In a very different field, the encouraging economic results of investing in technological innovation are shown in the article on the recovery and modernization of 108 companies from the ceramic center of Porto Ferreira, in upstate São Paulo. This was achieved with the support of the Multidisciplinary Center for the Development of Ceramic Materials, one of the ten Centers of Research, Innovation and Dissemination (Cepids), which have been supported by FAPESP since last year.

Departing Technology for the Humanities, an interview with the author of a strict and exhaustively commented translation into Portuguese of Galileo’s most polemical work – The Dialog on the Two Greatest Systems of the World – makes possible a philosophically inclined dive into the foundations of modern science and the healthy attitude of challenging the zealous authority of the Church that the creators of science had to embrace, so it could take root.

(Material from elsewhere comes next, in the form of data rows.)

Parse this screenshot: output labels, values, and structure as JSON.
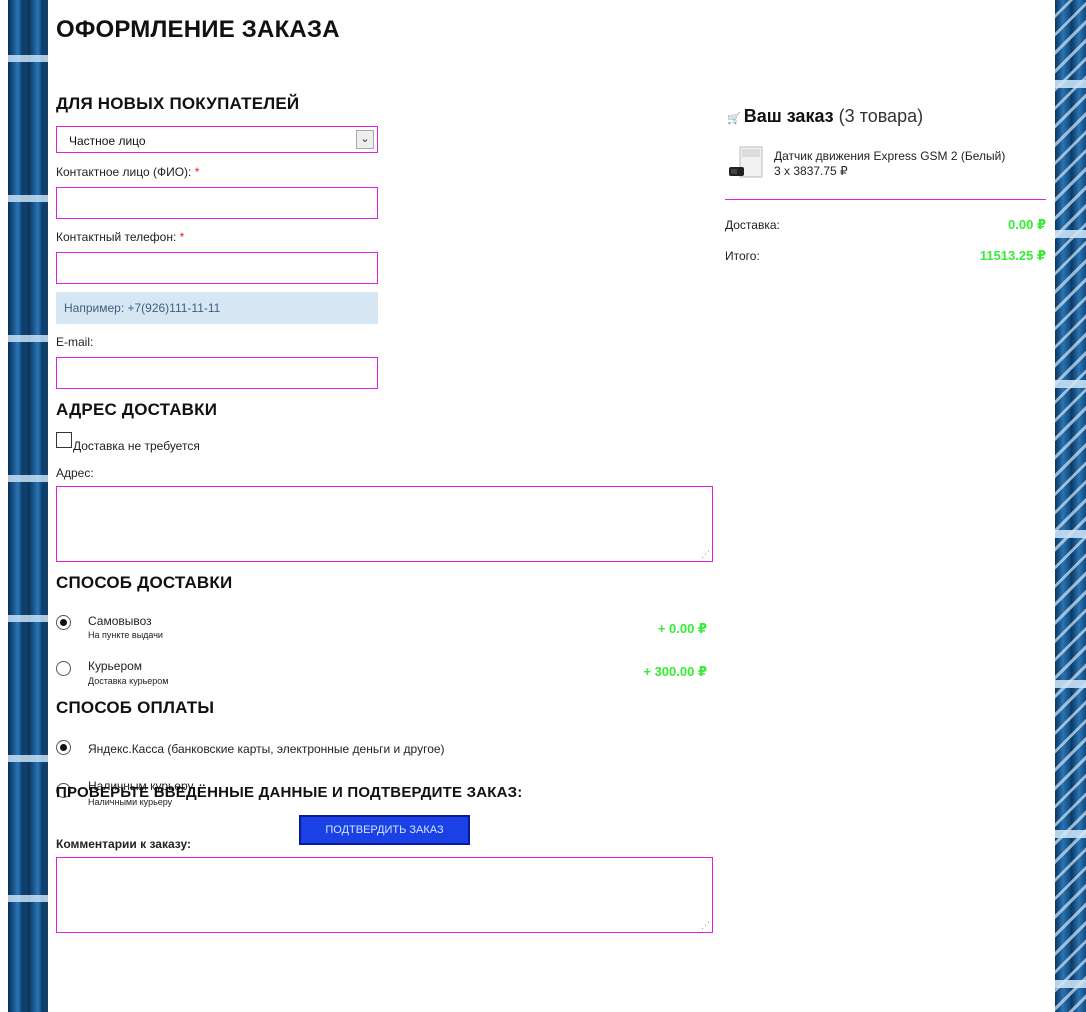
{
  "page_title": "ОФОРМЛЕНИЕ ЗАКАЗА",
  "new_buyers": {
    "heading": "ДЛЯ НОВЫХ ПОКУПАТЕЛЕЙ",
    "buyer_type_selected": "Частное лицо",
    "contact_label": "Контактное лицо (ФИО):",
    "phone_label": "Контактный телефон:",
    "required_mark": "*",
    "contact_value": "",
    "phone_value": "",
    "phone_hint": "Например: +7(926)111-11-11",
    "email_label": "E-mail:",
    "email_value": ""
  },
  "address": {
    "heading": "АДРЕС ДОСТАВКИ",
    "no_delivery_label": "Доставка не требуется",
    "no_delivery_checked": false,
    "address_label": "Адрес:",
    "address_value": ""
  },
  "delivery": {
    "heading": "СПОСОБ ДОСТАВКИ",
    "options": [
      {
        "title": "Самовывоз",
        "subtitle": "На пункте выдачи",
        "price": "+ 0.00 ₽",
        "selected": true
      },
      {
        "title": "Курьером",
        "subtitle": "Доставка курьером",
        "price": "+ 300.00 ₽",
        "selected": false
      }
    ]
  },
  "payment": {
    "heading": "СПОСОБ ОПЛАТЫ",
    "options": [
      {
        "title": "Яндекс.Касса (банковские карты, электронные деньги и другое)",
        "subtitle": "",
        "selected": true
      },
      {
        "title": "Наличным курьеру",
        "subtitle": "Наличными курьеру",
        "selected": false
      }
    ]
  },
  "comment": {
    "label": "Комментарии к заказу:",
    "value": ""
  },
  "confirm": {
    "heading": "ПРОВЕРЬТЕ ВВЕДЁННЫЕ ДАННЫЕ И ПОДТВЕРДИТЕ ЗАКАЗ:",
    "button_label": "ПОДТВЕРДИТЬ ЗАКАЗ"
  },
  "order": {
    "title": "Ваш заказ",
    "count_text": "(3 товара)",
    "item_name": "Датчик движения Express GSM 2 (Белый)",
    "item_qty": "3 x 3837.75 ₽",
    "delivery_label": "Доставка:",
    "delivery_value": "0.00 ₽",
    "total_label": "Итого:",
    "total_value": "11513.25 ₽"
  },
  "colors": {
    "field_border": "#e020e0",
    "price_green": "#33ee33",
    "button_bg": "#1a40e6",
    "hint_bg": "#d6e6f2"
  }
}
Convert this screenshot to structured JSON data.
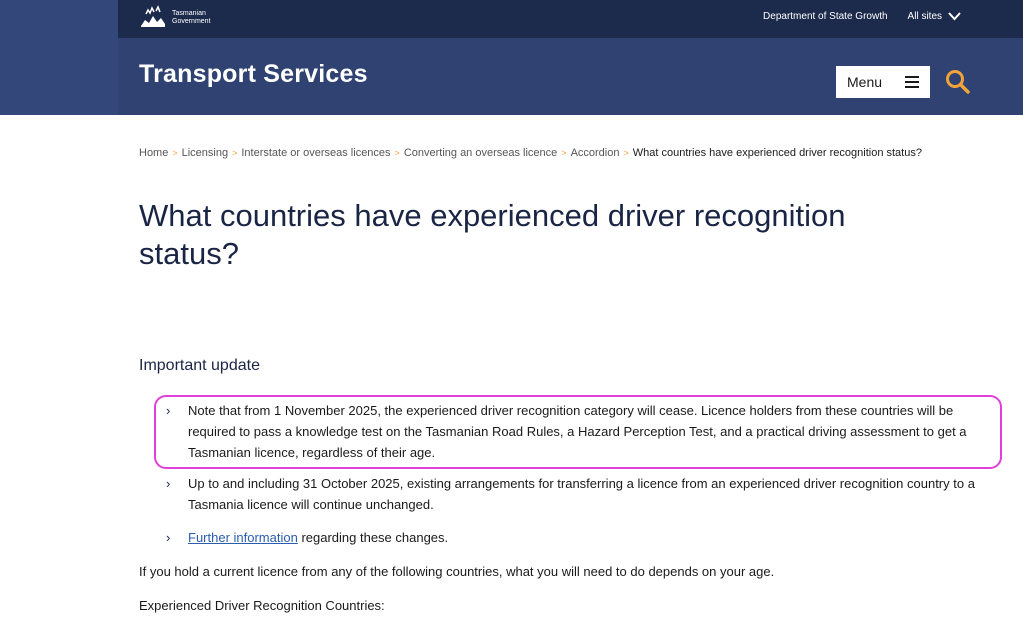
{
  "header": {
    "logo_text_line1": "Tasmanian",
    "logo_text_line2": "Government",
    "dept_link": "Department of State Growth",
    "all_sites": "All sites",
    "site_title": "Transport Services",
    "menu_label": "Menu"
  },
  "breadcrumb": {
    "items": [
      "Home",
      "Licensing",
      "Interstate or overseas licences",
      "Converting an overseas licence",
      "Accordion"
    ],
    "current": "What countries have experienced driver recognition status?",
    "separator": ">"
  },
  "main": {
    "title": "What countries have experienced driver recognition status?",
    "subhead": "Important update",
    "bullets": [
      {
        "text": "Note that from 1 November 2025, the experienced driver recognition category will cease. Licence holders from these countries will be required to pass a knowledge test on the Tasmanian Road Rules, a Hazard Perception Test, and a practical driving assessment to get a Tasmanian licence, regardless of their age."
      },
      {
        "text": "Up to and including 31 October 2025, existing arrangements for transferring a licence from an experienced driver recognition country to a Tasmania licence will continue unchanged."
      },
      {
        "link": "Further information",
        "text": " regarding these changes."
      }
    ],
    "bullet_marker": "›",
    "para1": "If you hold a current licence from any of the following countries, what you will need to do depends on your age.",
    "para2": "Experienced Driver Recognition Countries:"
  },
  "colors": {
    "top_bar": "#1c2a4c",
    "brand_bar": "#2f4272",
    "accent": "#f2a33a",
    "highlight": "#e040d9",
    "link": "#2a5db0"
  }
}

In the sphere of Scientific and Technological Policy, this issue of the magazine brings news of the National Conference of Science, Technology and Innovation, which the Ministry of Science and Technology and the Brazilian Academy of Sciences are coordinating in Brasilia, between September 18th and 21st. The national event, whose purpose is to define guidelines and strategies for the sector for the next ten years, will be preceded by regional meetings, on August 16th and 17th. These include the São Paulo Regional Conference, which should present a number of propositions for debate and for the national plan.

Finally, a few novelties that are making an appearance at the outset, on the cover page of this issue: a change in the magazine’s logotype, another step towards perfecting the graphic aspects, and the address of Pesquisa FAPESP‘s new website.